The last time we checked in with CNSNews.com editor in chief Terry Jeffrey’s obsession with documenting federal budget deficits and refusal to call out President Trump for his role in creating them over the past few years, we noted that Jeffrey had yet to write an article about $1.4 trillion spending bill that was approved by a Republican-controlled Senate and signed by Trump.
Well, it’s been over a month now, and Jeffrey still hasn’t written a story on the budget deal. He has, however, written two more articles about federal deficits. The first, on Dec. 31, asserted:
The federal debt increased by a record $10,796,419,662,320 in the decade that is coming to a close today, according to data published by the U.S. Treasury.
This was the first decade in the history of the nation when increases in the federal debt averaged more than $1 trillion per year.
As usual, Jeffrey did not mention Trump’s name, though he also did not mention President Obama’s or that the large amound of deficit spending under his presidency was done to help pull the country out of a serious recession.

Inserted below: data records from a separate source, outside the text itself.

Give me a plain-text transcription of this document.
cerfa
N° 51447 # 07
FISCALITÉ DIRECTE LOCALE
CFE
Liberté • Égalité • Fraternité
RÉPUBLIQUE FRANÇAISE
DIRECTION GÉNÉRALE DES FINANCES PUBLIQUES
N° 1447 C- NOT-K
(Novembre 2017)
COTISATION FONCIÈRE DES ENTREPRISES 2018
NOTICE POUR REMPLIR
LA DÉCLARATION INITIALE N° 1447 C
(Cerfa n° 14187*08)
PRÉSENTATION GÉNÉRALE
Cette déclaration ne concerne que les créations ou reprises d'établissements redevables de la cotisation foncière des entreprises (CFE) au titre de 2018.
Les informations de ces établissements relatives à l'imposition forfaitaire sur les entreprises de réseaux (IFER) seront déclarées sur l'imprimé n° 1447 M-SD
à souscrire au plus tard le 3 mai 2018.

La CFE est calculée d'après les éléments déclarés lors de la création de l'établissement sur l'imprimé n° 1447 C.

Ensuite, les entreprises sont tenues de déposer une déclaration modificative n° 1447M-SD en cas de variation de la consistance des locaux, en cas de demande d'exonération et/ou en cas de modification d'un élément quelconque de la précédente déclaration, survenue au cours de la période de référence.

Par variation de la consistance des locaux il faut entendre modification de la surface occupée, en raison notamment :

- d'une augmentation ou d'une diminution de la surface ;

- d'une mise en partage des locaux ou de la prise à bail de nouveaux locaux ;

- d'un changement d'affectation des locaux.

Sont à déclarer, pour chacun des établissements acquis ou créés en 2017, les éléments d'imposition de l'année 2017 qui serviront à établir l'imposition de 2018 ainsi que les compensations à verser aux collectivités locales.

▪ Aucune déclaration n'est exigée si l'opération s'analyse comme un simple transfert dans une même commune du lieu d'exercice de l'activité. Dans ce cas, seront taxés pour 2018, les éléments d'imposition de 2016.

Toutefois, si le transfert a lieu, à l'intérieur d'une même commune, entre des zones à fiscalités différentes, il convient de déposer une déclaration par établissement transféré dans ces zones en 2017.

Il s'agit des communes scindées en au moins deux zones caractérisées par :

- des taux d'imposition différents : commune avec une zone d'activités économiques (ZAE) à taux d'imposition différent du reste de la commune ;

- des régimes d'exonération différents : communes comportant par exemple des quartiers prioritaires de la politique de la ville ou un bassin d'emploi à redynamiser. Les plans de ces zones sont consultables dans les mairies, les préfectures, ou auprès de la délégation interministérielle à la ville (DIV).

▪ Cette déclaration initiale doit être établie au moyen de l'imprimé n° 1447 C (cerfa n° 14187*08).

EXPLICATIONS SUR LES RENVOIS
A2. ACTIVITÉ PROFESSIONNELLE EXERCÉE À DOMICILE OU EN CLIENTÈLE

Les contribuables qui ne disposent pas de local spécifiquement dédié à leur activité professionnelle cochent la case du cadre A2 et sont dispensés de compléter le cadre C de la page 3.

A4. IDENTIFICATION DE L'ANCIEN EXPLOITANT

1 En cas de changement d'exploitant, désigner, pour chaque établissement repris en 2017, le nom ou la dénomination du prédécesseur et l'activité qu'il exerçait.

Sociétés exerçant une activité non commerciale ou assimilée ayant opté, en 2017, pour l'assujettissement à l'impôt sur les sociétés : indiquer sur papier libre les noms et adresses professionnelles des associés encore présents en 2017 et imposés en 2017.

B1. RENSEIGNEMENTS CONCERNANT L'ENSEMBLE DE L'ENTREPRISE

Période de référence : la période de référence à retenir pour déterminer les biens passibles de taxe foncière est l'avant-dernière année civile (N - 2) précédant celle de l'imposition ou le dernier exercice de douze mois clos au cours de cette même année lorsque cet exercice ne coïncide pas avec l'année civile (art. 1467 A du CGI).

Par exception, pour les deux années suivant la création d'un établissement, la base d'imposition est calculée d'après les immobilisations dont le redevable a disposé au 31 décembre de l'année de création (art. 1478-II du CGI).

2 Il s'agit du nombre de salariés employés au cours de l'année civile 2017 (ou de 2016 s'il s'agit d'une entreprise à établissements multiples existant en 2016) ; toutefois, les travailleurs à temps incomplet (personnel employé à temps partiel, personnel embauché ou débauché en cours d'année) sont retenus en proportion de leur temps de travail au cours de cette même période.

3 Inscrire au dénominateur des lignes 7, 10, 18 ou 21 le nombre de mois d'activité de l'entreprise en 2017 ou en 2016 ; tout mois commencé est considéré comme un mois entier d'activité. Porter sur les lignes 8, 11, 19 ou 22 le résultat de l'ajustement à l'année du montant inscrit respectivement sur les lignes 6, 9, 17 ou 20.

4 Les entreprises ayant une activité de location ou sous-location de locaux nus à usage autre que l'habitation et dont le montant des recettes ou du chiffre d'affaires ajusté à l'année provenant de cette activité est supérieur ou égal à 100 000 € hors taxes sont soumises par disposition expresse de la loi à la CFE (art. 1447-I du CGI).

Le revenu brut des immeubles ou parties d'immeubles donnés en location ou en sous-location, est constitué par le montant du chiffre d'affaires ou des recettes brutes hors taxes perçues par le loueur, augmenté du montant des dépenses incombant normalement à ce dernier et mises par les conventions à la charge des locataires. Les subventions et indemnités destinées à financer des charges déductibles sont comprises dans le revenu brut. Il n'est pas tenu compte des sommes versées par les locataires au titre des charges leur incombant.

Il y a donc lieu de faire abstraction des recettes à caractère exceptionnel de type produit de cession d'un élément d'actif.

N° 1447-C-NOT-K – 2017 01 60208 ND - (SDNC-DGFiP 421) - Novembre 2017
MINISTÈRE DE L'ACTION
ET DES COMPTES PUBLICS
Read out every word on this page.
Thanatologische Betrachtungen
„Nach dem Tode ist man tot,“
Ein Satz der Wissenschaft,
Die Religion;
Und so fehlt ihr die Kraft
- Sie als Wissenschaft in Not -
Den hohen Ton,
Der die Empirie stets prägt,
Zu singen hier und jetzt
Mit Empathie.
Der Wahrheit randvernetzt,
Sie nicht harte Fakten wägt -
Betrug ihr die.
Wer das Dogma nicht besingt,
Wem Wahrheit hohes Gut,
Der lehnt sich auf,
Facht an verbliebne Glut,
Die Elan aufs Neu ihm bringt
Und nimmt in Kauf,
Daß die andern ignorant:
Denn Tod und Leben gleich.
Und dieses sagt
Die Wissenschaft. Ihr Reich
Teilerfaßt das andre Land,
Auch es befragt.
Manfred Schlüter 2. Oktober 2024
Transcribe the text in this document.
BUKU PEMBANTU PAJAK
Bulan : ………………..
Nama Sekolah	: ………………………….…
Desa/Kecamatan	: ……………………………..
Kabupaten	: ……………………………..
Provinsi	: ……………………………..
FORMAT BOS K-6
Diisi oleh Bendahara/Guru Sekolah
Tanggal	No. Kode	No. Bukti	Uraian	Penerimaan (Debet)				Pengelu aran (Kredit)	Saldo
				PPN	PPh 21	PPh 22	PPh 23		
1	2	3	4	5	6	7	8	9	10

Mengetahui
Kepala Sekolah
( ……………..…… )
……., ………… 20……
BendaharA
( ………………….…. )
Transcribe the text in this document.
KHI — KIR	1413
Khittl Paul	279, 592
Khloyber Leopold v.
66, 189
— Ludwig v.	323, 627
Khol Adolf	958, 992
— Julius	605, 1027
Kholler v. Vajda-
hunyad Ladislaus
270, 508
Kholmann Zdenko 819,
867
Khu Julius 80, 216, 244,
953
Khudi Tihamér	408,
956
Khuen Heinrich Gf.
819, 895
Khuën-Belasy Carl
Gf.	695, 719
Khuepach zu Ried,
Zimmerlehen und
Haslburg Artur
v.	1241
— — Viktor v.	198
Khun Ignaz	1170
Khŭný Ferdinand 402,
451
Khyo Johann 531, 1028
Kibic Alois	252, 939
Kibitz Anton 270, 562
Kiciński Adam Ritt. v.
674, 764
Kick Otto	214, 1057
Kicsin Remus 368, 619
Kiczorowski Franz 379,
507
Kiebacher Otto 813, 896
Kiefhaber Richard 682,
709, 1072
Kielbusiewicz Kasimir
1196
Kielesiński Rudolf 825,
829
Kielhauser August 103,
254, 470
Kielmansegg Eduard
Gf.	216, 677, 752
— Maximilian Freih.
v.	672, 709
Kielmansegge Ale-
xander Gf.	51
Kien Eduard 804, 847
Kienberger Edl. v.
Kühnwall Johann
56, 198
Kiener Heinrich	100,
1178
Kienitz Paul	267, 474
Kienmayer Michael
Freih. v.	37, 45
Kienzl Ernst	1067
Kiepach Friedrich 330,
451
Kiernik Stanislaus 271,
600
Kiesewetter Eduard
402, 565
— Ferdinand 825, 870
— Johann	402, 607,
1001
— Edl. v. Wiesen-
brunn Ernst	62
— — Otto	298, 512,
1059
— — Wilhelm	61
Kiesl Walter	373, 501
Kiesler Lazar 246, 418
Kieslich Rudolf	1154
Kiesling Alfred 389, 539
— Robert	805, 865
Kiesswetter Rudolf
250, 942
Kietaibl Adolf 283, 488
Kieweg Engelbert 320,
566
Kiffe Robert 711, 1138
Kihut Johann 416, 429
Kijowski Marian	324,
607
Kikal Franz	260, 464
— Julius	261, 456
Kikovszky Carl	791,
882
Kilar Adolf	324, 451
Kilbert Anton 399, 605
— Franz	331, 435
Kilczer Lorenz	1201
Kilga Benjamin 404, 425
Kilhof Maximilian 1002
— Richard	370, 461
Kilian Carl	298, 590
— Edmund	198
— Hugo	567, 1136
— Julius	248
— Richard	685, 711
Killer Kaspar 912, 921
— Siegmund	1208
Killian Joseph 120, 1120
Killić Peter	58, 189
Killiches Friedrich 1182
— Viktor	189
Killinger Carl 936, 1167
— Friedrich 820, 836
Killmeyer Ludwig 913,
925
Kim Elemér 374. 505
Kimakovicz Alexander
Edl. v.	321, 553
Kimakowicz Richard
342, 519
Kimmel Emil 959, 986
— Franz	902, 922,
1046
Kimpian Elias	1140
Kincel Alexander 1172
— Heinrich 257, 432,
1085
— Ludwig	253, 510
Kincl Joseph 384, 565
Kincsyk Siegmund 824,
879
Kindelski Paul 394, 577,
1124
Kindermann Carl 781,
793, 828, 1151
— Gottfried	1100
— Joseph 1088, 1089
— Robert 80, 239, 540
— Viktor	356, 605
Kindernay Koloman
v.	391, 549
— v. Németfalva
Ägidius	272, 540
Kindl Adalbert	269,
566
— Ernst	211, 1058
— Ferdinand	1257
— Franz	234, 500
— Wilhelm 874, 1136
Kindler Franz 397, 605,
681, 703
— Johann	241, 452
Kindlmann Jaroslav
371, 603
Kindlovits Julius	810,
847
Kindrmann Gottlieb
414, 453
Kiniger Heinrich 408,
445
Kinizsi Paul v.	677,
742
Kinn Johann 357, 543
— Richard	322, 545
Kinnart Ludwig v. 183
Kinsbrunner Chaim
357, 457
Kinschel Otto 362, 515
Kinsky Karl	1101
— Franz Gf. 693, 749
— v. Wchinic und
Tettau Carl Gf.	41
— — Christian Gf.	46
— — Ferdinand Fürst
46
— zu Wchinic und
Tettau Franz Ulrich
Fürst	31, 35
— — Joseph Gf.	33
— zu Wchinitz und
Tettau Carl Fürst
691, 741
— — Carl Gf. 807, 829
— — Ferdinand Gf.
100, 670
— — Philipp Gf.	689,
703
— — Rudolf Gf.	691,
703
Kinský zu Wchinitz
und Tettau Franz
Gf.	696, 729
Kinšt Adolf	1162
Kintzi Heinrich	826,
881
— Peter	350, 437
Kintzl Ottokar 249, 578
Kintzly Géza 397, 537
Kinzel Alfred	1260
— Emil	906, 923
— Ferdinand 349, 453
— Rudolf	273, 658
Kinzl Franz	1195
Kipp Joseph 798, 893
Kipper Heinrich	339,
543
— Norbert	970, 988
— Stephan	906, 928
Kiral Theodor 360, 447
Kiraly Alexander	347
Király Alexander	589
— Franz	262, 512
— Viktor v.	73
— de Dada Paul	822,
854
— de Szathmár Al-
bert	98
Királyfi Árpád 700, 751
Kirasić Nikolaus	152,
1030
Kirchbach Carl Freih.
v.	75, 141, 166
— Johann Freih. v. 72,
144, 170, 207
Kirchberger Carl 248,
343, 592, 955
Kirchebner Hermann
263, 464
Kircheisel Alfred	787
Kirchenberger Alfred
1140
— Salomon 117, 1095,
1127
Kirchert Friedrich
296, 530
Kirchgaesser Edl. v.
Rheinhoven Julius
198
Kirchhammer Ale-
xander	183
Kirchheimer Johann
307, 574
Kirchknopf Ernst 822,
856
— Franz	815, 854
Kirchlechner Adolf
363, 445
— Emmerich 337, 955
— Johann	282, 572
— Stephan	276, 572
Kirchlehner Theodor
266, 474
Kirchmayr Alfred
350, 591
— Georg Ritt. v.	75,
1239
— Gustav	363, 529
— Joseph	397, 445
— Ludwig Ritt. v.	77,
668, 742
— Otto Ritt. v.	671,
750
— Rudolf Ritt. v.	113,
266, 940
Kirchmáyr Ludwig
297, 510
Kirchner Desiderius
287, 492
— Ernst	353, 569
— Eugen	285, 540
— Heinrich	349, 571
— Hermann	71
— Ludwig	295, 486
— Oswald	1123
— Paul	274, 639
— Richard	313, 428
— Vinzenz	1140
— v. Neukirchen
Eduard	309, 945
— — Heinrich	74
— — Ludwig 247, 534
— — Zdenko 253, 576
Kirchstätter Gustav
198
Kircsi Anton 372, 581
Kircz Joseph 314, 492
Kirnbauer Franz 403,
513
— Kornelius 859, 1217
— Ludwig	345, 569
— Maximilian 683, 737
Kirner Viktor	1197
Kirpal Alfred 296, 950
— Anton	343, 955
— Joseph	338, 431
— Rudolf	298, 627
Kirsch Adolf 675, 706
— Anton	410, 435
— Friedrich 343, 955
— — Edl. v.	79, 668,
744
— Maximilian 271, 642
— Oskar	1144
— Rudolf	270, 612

He did, however, accompany his story with a picture of both Trump and Obama.
Jeffrey followed up in usual form in a Jan. 14 article:
The federal government spent a record $1,163,090,000,000 in the first three months of fiscal 2020 (October through December), according to the Monthly Treasury Statement released Monday afternoon.
That was up $48,008,200,000 from the $1,115,081,800,000 (in constant December 2019 dollars) that the federal government spent in the first three months of fiscal 2019.
While spending a record amount of money in the first quarter of fiscal 2020, total federal tax collections were only the third highest in the nation’s history.
[…]With the record spending in the October-through-December period exceeding the third-highest tax collections in history, the federal government ran a deficit of $356,578,000,000 during the period.
Again, Jeffrey failed to mention under whose presidency all this record spending and mounting deficits are taking place. And, as usual, he used a picture of Trump and Nancy Pelosi to illustrate it, as if the two are equally responsible. But Trump’s head is facing backwards so you can’t see his face, while Pelosi is easily recognizable, falsely suggesting that Pelosi is mostly to blame.